Em primeira instância, vale ressaltar que um dos grandes debates brasileiros é sobre a obrigatoriedade da educação sexual nas escolas. Dessa forma, parte da população ainda é contra, devido à crença de que as crianças aprenderão sobre a prática sexual antes da hora. Entretanto, a educação sexual se baseia em levar conhecimentos que ajudarão esses indivíduos a saber o que é certo e errado e ,assim, ser capaz de denunciar abusos. Vale lembrar que o máxima de Schopenhauer ,“Os limites do campo de visão de um conhece são determinados mundo que os cerca”, pode ser comparada ao que acontece com crianças abusadas dentro de sua residência por um familiar, de modo a considerar tal prática como normal, em virtude da falta de conhecimento.

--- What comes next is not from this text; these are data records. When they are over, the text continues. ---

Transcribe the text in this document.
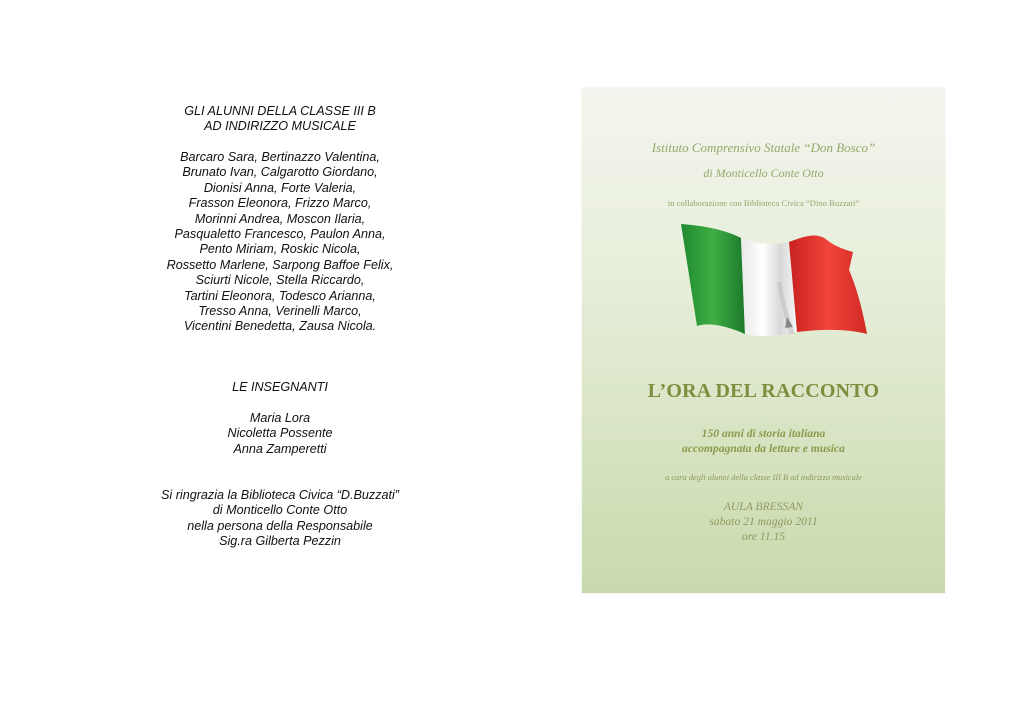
GLI ALUNNI DELLA CLASSE III B
AD INDIRIZZO MUSICALE
Barcaro Sara, Bertinazzo Valentina,
Brunato Ivan, Calgarotto Giordano,
Dionisi Anna, Forte Valeria,
Frasson Eleonora, Frizzo Marco,
Morinni Andrea, Moscon Ilaria,
Pasqualetto Francesco, Paulon Anna,
Pento Miriam, Roskic Nicola,
Rossetto Marlene, Sarpong Baffoe Felix,
Sciurti Nicole, Stella Riccardo,
Tartini Eleonora, Todesco Arianna,
Tresso Anna, Verinelli Marco,
Vicentini Benedetta, Zausa Nicola.
LE INSEGNANTI
Maria Lora
Nicoletta Possente
Anna Zamperetti
Si ringrazia la Biblioteca Civica “D.Buzzati”
di Monticello Conte Otto
nella persona della Responsabile
Sig.ra Gilberta Pezzin
Istituto Comprensivo Statale “Don Bosco”
di Monticello Conte Otto
in collaborazione con Biblioteca Civica “Dino Buzzati”
L’ORA DEL RACCONTO
150 anni di storia italiana
accompagnata da letture e musica
a cura degli alunni della classe III B ad indirizzo musicale
AULA BRESSAN
sabato 21 maggio 2011
ore 11.15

Ademais, quando abusos não são denunciados, há grande chance do abusado tornar-se um abusador no futuro e assim, continuar com os altos índices já encontrados no conário brasileiro. Outrossim, há de ressaltar a importância de discutir esse assunto, já que muitas famílias não acreditam quando uma criança denuncia tais atos considerados estranhos, de modo a defender o agente, principalmente quando esse possui uma relação muito próxima da criança. Dessa forma, o público infantil segue calado quanto aos abusos, como o ocorrido no Espírito Santo, em que uma menina de onze anos engravidou após ser estuprada pelo tio que, só assim foi descoberto, de modo a ressaltar a ineficácia do governo para findar esse entrave.
Diante dos fatos supracitados, conclui-se que medidas devem ser tomadas para que o abuso sexual infantil deixe de ser recorrente no Brasil. Logo, urge que o Ministério da Educação considere as aulas de educação sexual como obrigatória. Dessa forma, professores e pscicólogos deverão montar a grade curicular e um livro com todo conteúdo que será disponibilizado, de modo a ser distribuído em todo Brasil. Assim, as crianças obterão o conhecimento necessário para denunciar os abusos, além de ter uma relação de confiança com os professores responsáveis pela disciplina, e poder relatar a eles o ocorrido, sendo possível haver mudanças nas futuras gerações, as quais não banalizarão o abuso e caminharão para o que é retratado no livro “Utopia”.